Sobre retomar aulas

Sobre retomar aulas

Por Laís Modelli e Luiza Tenente, G1

Crianças com máscaras durante inauguração de escola em Pequim — Foto: Greg Baker/AFP

Crianças com máscaras durante inauguração de escola em Pequim — Foto: Greg Baker/AFP

Com as portas fechadas desde meados de março por causa da pandemia de coronavírus, escolas no Brasil enfrentam a indefinição sobre a retomada das aulas. Quais foram as experiências de reabertura em outros países? 

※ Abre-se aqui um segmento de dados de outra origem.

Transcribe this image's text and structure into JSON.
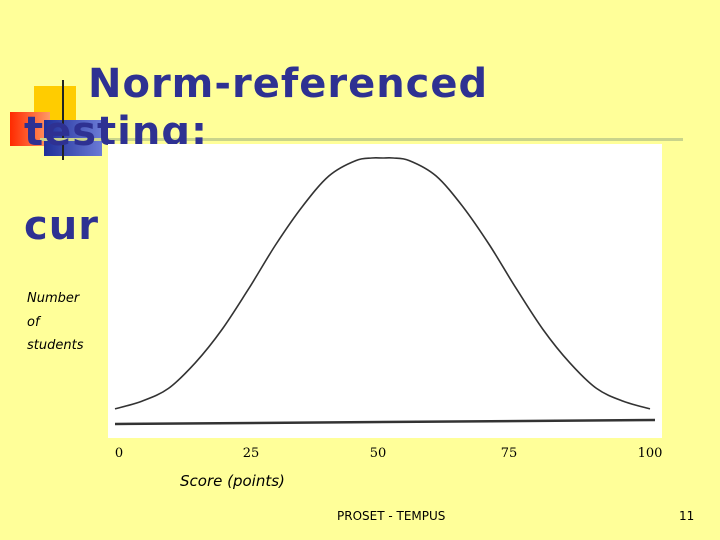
{
  "slide": {
    "title_lines": [
      "Norm-referenced",
      "testing:",
      "cur"
    ],
    "footer": "PROSET -  TEMPUS",
    "page_number": "11"
  },
  "colors": {
    "background": "#ffff99",
    "title": "#2e3192",
    "curve": "#333333"
  },
  "chart_data": {
    "type": "line",
    "shape": "normal-distribution",
    "ylabel_lines": [
      "Number",
      "of",
      "students"
    ],
    "xlabel": "Score (points)",
    "x_ticks": [
      "0",
      "25",
      "50",
      "75",
      "100"
    ],
    "xlim": [
      0,
      100
    ],
    "series": [
      {
        "x": [
          0,
          5,
          10,
          15,
          20,
          25,
          30,
          35,
          40,
          45,
          48,
          50,
          52,
          55,
          60,
          65,
          70,
          75,
          80,
          85,
          90,
          95,
          100
        ],
        "y": [
          0.02,
          0.05,
          0.1,
          0.2,
          0.33,
          0.49,
          0.66,
          0.81,
          0.93,
          0.99,
          1.0,
          1.0,
          1.0,
          0.99,
          0.93,
          0.81,
          0.66,
          0.49,
          0.33,
          0.2,
          0.1,
          0.05,
          0.02
        ]
      }
    ],
    "grid": false
  }
}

O que a ciência diz sobre reunir crianças e jovens dentro de salas?

Os contrários à reabertura das escolas no Brasil durante a pandemia dão esses argumentos: 

  • O coronavírus atinge todas as pessoas, independente da idade

  • Crianças e adolescentes também podem morrer da Covid-19

  • A taxa de infecção entre crianças é, de fato, menor. Mas isso está relacionado com restrições à circulação dos menores na pandemia, e não com menor capacidade de uma criança se infectar

  • Crianças costumam ser assintomáticas, podendo espalhar o vírus para a família de modo silencioso e causar surtos

  • A ciência ainda não entende como ocorre a infecção nas crianças de acordo com a faixa etária

  • Centenas de milhares de profissionais da Educação Básica no Brasil são do grupo de risco

  • Reabrir as escolas aumentaria a circulação das pessoas diariamente

  • A prioridade neste momento deve ser a proteção da vida

  • Ainda é cedo para reabrir no Brasil, uma vez que a transmissão não está controlada

  • A quantidade de pessoas suscetíveis ao coronavírus é muito alta e os pesquisadores ainda não entendem direito como funcionam os anticorpos e os casos de reinfecção.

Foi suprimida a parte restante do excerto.